子爵がミツキを促し、ミツキはクルチアに目を向ける。 クルチアに判断を求めている。


ミツキの視線を受けて、クルチアは考える。 どうしてミツキなの? ミツキの最大の特徴はクイックリング・ハーフであること。 ミツキを巡って何かが進行しているのは明らか。 警戒が必要だ。 子爵が友好的に振る舞うのも擬態かもしれない。 子爵は本当に子爵なのか? 貴族を(かた)っている可能性も? 相手のテリトリーに不用意に入り込まないほうがいい。


「車の中に入らないといけませんか?」


子爵は静かに答える。


「車内が良いと思うの。 カスガノミチさんのプライバシーに関わることだから」


必ずしも車内に入らなくても良いようだ。


しかし子爵の傍らに立つ男性すなわちイマソガレ少将がミツキの肩に腕を回し、車内に連れ込もうとする。


「さあ、中へどうぞ」


一見ただの乱雑な振る舞い。 だが、これこそが今回の作戦の肝だった。 ミツキの肩に置かれた少将の手に指輪。 指輪から生える針に睡眠薬。 量が少ないため持続時間は推定30分と短いが、ミツキの手足を縛り上げ身動きを封じるには十分。 最も重要なこの役目を少将は部下に任せなかった。 彼は誰よりも自分を信頼する。
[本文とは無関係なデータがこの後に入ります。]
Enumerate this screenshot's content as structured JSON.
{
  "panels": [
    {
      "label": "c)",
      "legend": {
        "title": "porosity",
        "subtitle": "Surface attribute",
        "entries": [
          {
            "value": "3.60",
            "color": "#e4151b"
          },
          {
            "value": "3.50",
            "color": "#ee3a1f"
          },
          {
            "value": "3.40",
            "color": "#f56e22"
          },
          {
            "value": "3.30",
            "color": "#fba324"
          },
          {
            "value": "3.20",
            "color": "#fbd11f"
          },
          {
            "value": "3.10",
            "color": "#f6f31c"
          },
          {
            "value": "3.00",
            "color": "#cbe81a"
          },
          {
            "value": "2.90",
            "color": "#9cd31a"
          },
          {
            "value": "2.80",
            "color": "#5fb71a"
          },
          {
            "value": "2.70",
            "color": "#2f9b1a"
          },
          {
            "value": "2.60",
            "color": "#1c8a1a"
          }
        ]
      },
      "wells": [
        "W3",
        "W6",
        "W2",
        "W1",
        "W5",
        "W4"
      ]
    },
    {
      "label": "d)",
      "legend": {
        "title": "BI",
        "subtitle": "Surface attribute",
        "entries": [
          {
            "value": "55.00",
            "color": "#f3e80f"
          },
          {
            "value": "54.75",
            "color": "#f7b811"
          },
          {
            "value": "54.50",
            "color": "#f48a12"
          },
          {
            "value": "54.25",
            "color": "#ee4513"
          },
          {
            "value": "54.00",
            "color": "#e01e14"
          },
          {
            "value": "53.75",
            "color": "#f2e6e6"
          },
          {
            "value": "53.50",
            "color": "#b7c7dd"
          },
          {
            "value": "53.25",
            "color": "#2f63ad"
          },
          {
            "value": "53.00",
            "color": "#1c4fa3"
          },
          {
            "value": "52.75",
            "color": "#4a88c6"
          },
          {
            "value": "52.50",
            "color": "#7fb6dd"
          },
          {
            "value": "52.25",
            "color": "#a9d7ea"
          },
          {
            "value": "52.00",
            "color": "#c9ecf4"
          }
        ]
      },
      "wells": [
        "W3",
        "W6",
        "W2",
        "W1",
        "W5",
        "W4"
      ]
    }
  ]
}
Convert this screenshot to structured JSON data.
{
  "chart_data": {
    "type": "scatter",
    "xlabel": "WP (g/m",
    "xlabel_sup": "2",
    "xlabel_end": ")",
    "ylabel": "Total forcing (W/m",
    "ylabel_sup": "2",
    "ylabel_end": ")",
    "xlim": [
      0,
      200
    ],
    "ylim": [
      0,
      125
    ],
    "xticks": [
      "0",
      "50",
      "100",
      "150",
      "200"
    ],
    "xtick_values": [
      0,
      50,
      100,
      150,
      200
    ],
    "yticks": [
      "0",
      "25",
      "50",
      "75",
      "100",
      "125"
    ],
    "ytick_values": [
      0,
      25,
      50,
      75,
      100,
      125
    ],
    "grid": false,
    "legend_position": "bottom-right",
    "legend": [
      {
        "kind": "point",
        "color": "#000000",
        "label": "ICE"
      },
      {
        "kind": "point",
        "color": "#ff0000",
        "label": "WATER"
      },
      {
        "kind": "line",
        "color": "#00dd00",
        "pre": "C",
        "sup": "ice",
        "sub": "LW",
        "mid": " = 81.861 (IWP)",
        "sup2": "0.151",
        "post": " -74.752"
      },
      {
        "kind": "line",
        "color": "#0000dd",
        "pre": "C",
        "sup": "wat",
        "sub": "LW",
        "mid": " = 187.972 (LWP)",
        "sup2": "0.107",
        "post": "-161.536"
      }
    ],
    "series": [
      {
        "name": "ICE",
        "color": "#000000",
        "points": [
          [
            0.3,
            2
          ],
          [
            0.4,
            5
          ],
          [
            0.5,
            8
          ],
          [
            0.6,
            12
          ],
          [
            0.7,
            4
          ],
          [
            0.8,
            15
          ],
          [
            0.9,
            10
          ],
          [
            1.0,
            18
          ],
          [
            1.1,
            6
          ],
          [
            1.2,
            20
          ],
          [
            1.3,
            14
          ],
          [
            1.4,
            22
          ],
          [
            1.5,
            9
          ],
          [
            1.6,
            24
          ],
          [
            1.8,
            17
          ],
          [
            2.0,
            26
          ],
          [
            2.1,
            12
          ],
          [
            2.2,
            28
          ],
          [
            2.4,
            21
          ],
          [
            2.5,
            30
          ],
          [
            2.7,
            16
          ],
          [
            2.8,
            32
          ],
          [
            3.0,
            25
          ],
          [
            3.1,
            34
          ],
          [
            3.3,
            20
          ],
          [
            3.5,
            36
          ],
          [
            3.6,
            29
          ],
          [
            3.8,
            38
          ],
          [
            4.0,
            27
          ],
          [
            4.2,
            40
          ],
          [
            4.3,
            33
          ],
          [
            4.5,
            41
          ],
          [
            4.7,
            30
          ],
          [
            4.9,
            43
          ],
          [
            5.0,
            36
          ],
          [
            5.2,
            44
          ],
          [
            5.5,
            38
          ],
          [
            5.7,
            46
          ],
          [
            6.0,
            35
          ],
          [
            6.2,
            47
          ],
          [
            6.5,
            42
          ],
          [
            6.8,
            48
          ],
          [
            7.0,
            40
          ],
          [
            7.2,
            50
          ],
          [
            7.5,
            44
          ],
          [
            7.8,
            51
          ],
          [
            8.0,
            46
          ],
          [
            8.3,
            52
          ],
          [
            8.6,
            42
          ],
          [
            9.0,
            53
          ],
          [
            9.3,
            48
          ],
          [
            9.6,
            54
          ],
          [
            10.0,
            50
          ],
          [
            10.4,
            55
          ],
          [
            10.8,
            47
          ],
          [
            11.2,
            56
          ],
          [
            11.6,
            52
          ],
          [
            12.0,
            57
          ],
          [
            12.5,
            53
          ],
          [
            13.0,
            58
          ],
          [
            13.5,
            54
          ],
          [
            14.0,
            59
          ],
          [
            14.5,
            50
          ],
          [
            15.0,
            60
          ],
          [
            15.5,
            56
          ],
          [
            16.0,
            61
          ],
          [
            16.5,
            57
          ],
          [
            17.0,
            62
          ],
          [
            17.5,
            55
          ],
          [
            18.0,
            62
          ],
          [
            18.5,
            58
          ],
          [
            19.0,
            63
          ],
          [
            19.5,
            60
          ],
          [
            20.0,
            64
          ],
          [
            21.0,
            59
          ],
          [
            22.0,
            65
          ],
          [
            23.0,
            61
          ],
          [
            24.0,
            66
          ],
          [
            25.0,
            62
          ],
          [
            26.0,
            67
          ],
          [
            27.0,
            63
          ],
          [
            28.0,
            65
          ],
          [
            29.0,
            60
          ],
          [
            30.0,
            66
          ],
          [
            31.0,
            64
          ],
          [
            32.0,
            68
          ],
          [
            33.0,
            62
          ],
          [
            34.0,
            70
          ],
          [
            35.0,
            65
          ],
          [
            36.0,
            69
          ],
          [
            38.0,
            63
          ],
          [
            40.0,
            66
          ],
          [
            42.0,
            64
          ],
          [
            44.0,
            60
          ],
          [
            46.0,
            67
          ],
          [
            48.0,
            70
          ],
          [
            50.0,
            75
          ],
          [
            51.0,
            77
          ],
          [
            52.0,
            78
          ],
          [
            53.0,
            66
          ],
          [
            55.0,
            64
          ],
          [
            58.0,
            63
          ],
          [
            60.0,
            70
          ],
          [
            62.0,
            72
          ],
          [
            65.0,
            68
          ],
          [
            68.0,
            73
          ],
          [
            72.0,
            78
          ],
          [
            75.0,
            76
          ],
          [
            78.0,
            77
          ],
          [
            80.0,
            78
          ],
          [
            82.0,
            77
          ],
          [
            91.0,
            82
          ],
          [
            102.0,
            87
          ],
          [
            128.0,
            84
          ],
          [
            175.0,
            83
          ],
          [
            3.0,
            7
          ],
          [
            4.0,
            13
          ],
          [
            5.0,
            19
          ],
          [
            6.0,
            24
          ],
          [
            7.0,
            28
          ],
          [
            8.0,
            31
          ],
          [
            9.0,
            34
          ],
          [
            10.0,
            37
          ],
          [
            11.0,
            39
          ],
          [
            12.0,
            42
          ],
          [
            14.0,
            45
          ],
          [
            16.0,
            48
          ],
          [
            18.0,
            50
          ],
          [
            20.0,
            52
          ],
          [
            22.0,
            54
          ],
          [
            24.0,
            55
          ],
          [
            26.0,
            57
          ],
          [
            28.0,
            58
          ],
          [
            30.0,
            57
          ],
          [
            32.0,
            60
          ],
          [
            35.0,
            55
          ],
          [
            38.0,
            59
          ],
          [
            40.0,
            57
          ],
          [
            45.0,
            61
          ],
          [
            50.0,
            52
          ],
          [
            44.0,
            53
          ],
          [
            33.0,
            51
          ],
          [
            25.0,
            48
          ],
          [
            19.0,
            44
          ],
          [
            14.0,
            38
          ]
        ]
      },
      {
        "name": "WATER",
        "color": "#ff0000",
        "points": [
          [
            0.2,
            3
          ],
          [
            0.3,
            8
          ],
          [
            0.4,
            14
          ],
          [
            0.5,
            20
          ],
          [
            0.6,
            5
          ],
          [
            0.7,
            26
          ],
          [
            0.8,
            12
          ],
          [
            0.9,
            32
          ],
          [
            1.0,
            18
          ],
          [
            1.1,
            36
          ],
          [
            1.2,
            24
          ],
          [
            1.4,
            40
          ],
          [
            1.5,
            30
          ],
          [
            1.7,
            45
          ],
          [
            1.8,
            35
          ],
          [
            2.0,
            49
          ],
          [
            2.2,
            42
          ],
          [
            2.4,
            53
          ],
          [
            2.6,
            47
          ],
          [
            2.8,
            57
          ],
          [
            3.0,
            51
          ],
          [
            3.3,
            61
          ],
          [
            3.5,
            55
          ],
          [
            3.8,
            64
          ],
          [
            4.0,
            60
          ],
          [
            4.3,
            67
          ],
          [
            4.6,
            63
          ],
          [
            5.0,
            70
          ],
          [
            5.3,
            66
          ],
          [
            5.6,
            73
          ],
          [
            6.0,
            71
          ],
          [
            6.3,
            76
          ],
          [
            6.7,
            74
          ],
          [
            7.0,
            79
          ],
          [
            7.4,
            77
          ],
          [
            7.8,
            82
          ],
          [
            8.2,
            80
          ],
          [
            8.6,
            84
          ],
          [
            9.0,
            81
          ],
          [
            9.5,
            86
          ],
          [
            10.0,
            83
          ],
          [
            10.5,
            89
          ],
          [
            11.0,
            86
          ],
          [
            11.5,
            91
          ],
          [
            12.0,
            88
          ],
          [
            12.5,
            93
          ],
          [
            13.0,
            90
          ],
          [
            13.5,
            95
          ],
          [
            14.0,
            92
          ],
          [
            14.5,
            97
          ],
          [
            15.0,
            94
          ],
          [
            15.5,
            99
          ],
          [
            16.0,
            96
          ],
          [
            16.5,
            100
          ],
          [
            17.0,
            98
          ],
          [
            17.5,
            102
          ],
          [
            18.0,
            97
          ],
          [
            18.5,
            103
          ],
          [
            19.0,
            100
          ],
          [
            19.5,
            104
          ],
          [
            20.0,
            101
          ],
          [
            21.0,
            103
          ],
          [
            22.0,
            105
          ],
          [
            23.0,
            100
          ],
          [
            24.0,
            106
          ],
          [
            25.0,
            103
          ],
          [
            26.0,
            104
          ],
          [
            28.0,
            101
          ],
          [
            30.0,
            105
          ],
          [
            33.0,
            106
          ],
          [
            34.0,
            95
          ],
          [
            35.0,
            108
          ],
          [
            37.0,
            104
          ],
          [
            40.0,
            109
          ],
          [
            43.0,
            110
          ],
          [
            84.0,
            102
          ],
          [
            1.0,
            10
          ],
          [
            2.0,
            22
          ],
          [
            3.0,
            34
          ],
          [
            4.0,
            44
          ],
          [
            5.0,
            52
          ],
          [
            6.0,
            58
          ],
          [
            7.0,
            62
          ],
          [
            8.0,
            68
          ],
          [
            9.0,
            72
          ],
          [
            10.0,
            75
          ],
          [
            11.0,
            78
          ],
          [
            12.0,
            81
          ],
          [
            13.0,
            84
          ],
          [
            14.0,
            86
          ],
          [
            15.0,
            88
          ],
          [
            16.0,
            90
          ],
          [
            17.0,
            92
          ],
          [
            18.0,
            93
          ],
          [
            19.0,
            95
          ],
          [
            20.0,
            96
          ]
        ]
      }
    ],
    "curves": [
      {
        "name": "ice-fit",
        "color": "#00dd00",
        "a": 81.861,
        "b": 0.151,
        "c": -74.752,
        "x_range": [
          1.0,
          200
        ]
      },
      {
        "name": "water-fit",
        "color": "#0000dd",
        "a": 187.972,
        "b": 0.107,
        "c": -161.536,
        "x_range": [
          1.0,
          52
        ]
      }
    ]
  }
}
少将が手を押し付けるミツキの肩に小さな痛みが走り、ミツキは体をビクリとさせる。


「ッ!」


少将はミツキのその様子を意識しつつも気づかぬ風を装い、強引にミツキを車内に押し込む。


「さあ早く!」


子爵は少将の乱暴な態度に顔をしかめ、クルチアを車内に誘う。


「あなたもお乗りになる?」


もちろんクルチアは誘いに応じた。